Lowell McAdam
Verizon CEO Lowell McAdam speaks during the iPhone announcement January 11, 2011 in New York City. Chris Hondros/Getty Images

Verizon CEO Lowell McAdam has dismissed reports regarding his company seeking to lower the price of Yahoo following the disclosure of the massive 2014 data breach, wherein 500 million user accounts were stolen. Citing several sources, the New York Post had reported last week that Verizon was pushing for a $1bn (£800m) discount on its pending $4.8bn takeover agreement with Yahoo.

When asked about the NY Post report at the Virtuous Circle 2016 tech conference in Menlo Park, California, McAdam called the report "total speculation", and said that he did not even bother to read the article.

"That's total speculation," McAdam said, Business Insider reported. "We still see a real value in the asset. From what I understand, they actually got one thing right and that was the closing price of our stock."

However, he added: "In fairness, we are still understanding what was going on and defining whether it was a material impact on the business or not."

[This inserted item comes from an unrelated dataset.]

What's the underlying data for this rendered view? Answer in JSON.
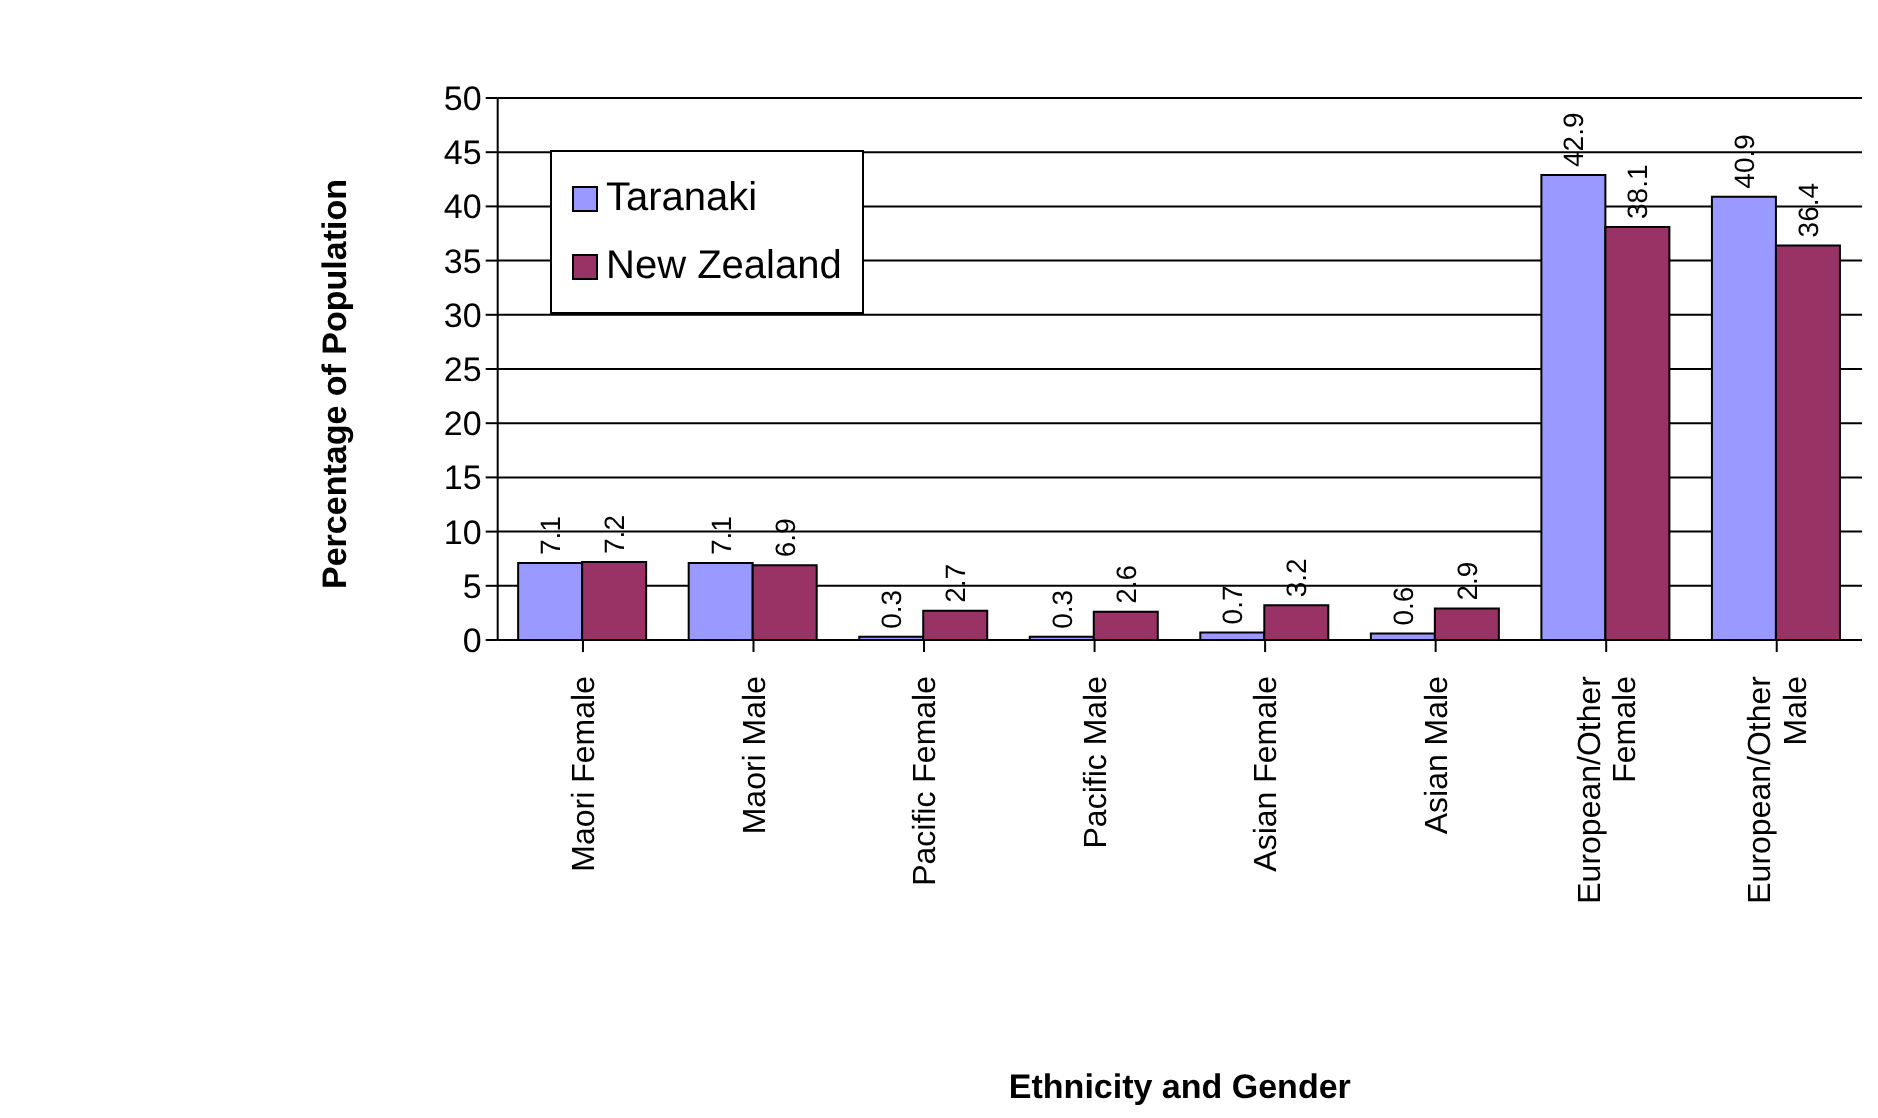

McAdam also revealed that he was not shocked by the much-discussed hack that compromised sensitive user information including names, email addresses, phone numbers, birth dates and encrypted passwords of "at least" 500 million user accounts in late 2014.

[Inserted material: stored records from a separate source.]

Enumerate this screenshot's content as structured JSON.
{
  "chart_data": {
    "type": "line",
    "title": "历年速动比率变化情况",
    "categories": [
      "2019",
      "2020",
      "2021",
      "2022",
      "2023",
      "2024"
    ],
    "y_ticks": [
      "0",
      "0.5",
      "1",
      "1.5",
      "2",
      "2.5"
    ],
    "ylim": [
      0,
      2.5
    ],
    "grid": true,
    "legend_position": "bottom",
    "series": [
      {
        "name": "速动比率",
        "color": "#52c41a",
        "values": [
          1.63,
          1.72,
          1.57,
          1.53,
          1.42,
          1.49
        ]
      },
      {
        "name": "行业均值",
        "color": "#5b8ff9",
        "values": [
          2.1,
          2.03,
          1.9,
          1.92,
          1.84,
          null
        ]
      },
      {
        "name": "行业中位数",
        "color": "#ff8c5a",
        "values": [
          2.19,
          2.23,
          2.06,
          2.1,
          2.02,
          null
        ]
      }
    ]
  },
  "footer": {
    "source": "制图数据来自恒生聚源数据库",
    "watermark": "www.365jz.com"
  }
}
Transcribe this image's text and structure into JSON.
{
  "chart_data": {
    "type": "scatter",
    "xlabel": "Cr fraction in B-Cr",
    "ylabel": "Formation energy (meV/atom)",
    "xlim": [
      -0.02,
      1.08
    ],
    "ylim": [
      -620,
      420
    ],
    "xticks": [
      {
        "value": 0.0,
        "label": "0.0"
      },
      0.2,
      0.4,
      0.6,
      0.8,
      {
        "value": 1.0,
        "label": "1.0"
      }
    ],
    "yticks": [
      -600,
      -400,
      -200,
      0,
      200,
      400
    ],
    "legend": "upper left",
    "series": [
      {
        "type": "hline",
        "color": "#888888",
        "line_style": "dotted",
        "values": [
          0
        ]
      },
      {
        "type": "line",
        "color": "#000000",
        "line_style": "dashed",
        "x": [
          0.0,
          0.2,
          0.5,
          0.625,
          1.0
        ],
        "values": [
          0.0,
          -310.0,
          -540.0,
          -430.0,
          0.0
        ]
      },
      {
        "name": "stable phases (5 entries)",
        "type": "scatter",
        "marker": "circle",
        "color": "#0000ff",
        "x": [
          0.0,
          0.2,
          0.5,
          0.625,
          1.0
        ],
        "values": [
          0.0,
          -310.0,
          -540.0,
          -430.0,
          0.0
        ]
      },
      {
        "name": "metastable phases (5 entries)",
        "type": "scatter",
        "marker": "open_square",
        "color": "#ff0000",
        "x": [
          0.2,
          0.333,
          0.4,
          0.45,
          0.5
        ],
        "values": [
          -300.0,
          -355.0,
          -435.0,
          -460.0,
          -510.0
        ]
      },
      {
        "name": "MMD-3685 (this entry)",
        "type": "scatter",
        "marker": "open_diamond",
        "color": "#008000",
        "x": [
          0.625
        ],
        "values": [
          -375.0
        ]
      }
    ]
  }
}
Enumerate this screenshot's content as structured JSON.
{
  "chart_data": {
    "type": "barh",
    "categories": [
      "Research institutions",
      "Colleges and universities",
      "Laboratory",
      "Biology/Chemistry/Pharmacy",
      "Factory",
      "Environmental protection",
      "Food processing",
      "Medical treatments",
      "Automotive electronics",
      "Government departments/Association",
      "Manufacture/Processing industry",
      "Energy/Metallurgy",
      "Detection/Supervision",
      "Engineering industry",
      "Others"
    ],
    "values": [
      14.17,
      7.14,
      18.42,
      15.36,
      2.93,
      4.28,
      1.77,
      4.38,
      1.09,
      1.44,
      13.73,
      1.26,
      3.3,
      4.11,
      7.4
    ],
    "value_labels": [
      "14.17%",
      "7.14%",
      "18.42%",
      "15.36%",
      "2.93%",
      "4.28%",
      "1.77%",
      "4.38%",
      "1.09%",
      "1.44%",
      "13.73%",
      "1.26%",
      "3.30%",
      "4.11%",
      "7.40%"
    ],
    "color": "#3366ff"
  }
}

"We all live in an internet world. It's not a question of if you're going to get hacked but when you are going to get hacked," McAdam said.

The chief executive said that while the company continues to emphasize and boost its cybersecurity measures to prevent such incidents, cyberattacks and threat actors have become so sophisticated that "occasionally they're going to land a punch".

"The industrial logic to doing this merger still makes a ton of sense," he said. "I have spent a lot of time over the past weeks with folks from Yahoo and I am very impressed by their capability."

He noted that it was important to "understand the real facts" surrounding the breach and that the investigation into the breach was a little more than halfway complete. "We are looking at this in great detail, that is about all you can say until you finish the investigation."

Several Democratic senators criticised Yahoo last month and said that it was "unacceptable" that the company only recently disclosed the unprecedented data breach. While Yahoo said that a "state-sponsored actor" orchestrated the cyberattack, experts have been skeptical about the claim.

Earlier this month, former chief executive of Yahoo Ross Levinsohn said that it was "likely" that the web giant knew about the breach before the deal with Verizon was inked in July.

Meanwhile, McAdam says that while the telecom giant is looking to close the deal soon, the schedule is currently in the hands of regulators. He added that if it were in Verizon's hands, they would get it done "sometime between December and February."

"Our view is we want to get this behind us as quick as we can and move on," he said.